2025.11.15 - 2026.02.23

若江漢字 探査と遁走 2019-20

 カスヤの森現代美術館で「若江漢字 絵画という問い ー I」が開催されている。

 若江漢字は1960年代後半より美術家として国内外で発表を続け、写真を使用した「視覚」の問題を扱うコンセプチュアルな作品や、政治・経済・環境問題など社会的なテーマによるインスタレーションを制作してきた。

 本展では、若江が近年制作した絵画作品に注目し、絵画とは何か、現代の絵画がどうあるべきかという問いを提示する作品を紹介。
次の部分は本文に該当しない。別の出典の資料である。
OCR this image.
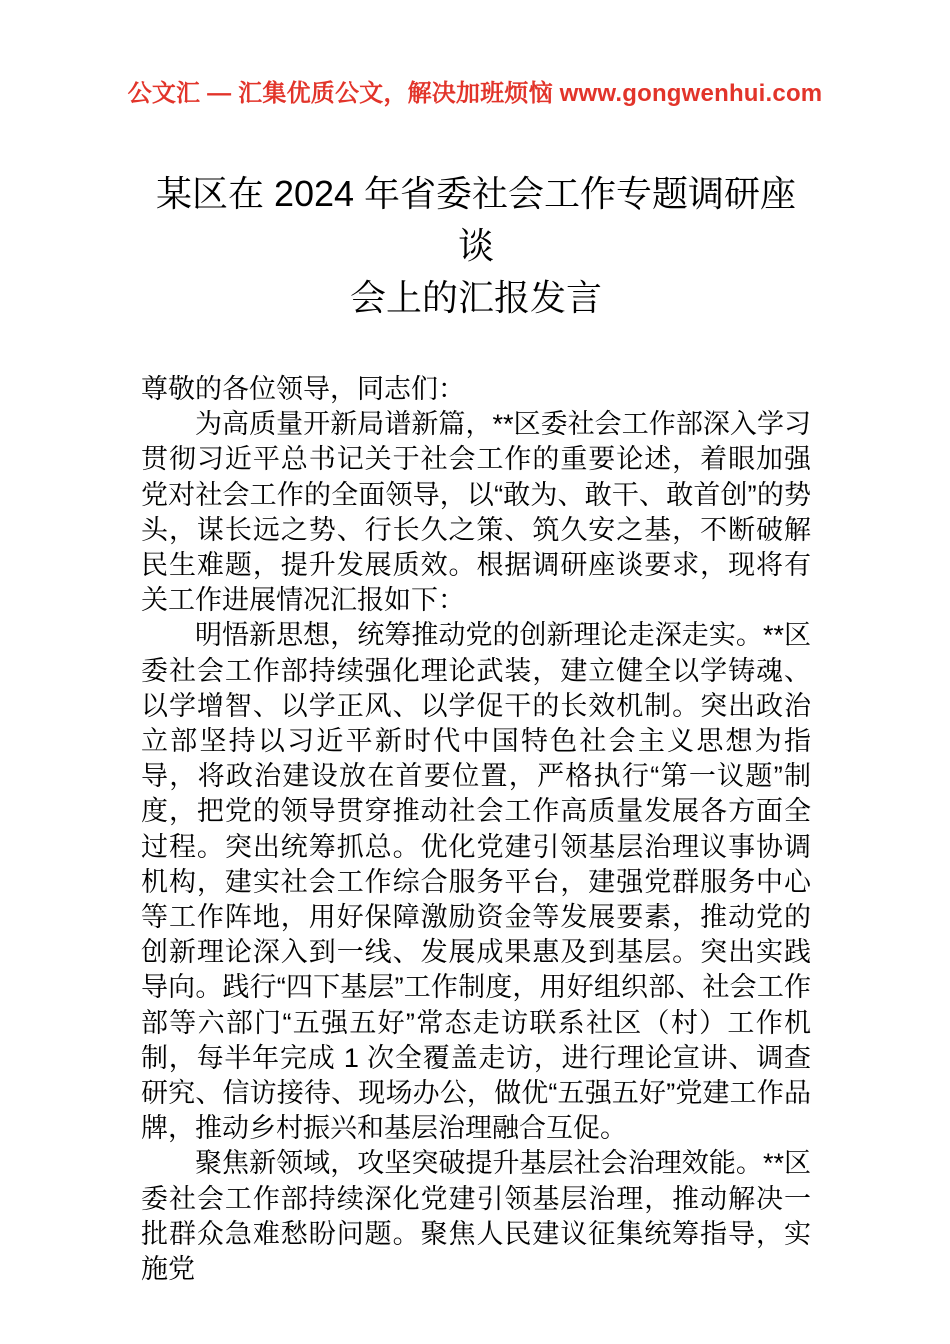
公文汇 — 汇集优质公文，解决加班烦恼 www.gongwenhui.com
某区在 2024 年省委社会工作专题调研座谈
会上的汇报发言

尊敬的各位领导，同志们：

为高质量开新局谱新篇，**区委社会工作部深入学习贯彻习近平总书记关于社会工作的重要论述，着眼加强党对社会工作的全面领导，以“敢为、敢干、敢首创”的势头，谋长远之势、行长久之策、筑久安之基，不断破解民生难题，提升发展质效。根据调研座谈要求，现将有关工作进展情况汇报如下：

明悟新思想，统筹推动党的创新理论走深走实。**区委社会工作部持续强化理论武装，建立健全以学铸魂、以学增智、以学正风、以学促干的长效机制。突出政治立部坚持以习近平新时代中国特色社会主义思想为指导，将政治建设放在首要位置，严格执行“第一议题”制度，把党的领导贯穿推动社会工作高质量发展各方面全过程。突出统筹抓总。优化党建引领基层治理议事协调机构，建实社会工作综合服务平台，建强党群服务中心等工作阵地，用好保障激励资金等发展要素，推动党的创新理论深入到一线、发展成果惠及到基层。突出实践导向。践行“四下基层”工作制度，用好组织部、社会工作部等六部门“五强五好”常态走访联系社区（村）工作机制，每半年完成 1 次全覆盖走访，进行理论宣讲、调查研究、信访接待、现场办公，做优“五强五好”党建工作品牌，推动乡村振兴和基层治理融合互促。

聚焦新领域，攻坚突破提升基层社会治理效能。**区委社会工作部持续深化党建引领基层治理，推动解决一批群众急难愁盼问题。聚焦人民建议征集统筹指导，实施党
 若江は、絵画を視覚再現のための手段ではなく、「世界をどのように見ているのか」「何を見ようとしているのか」などを考えるための装置として位置づけている。また、若江が語る「教育教材としての芸術」という考え方に関連し、絵画がかつて宗教観や歴史を伝える多層的役割を担っていたこと、近代以降の技術革新によって役割が変化したことにも触れている。

 本展では、西洋美術史の名画や宗教画を和歌の「本歌取り」のように画中画として取り入れる作品を展示。この方法は、絵画史における制度や機能を問い直す手法として用いられ、古典的モチーフを現代の文脈に呼び戻し、そのうえに分析や時代性を重ねることで再構築する試みである。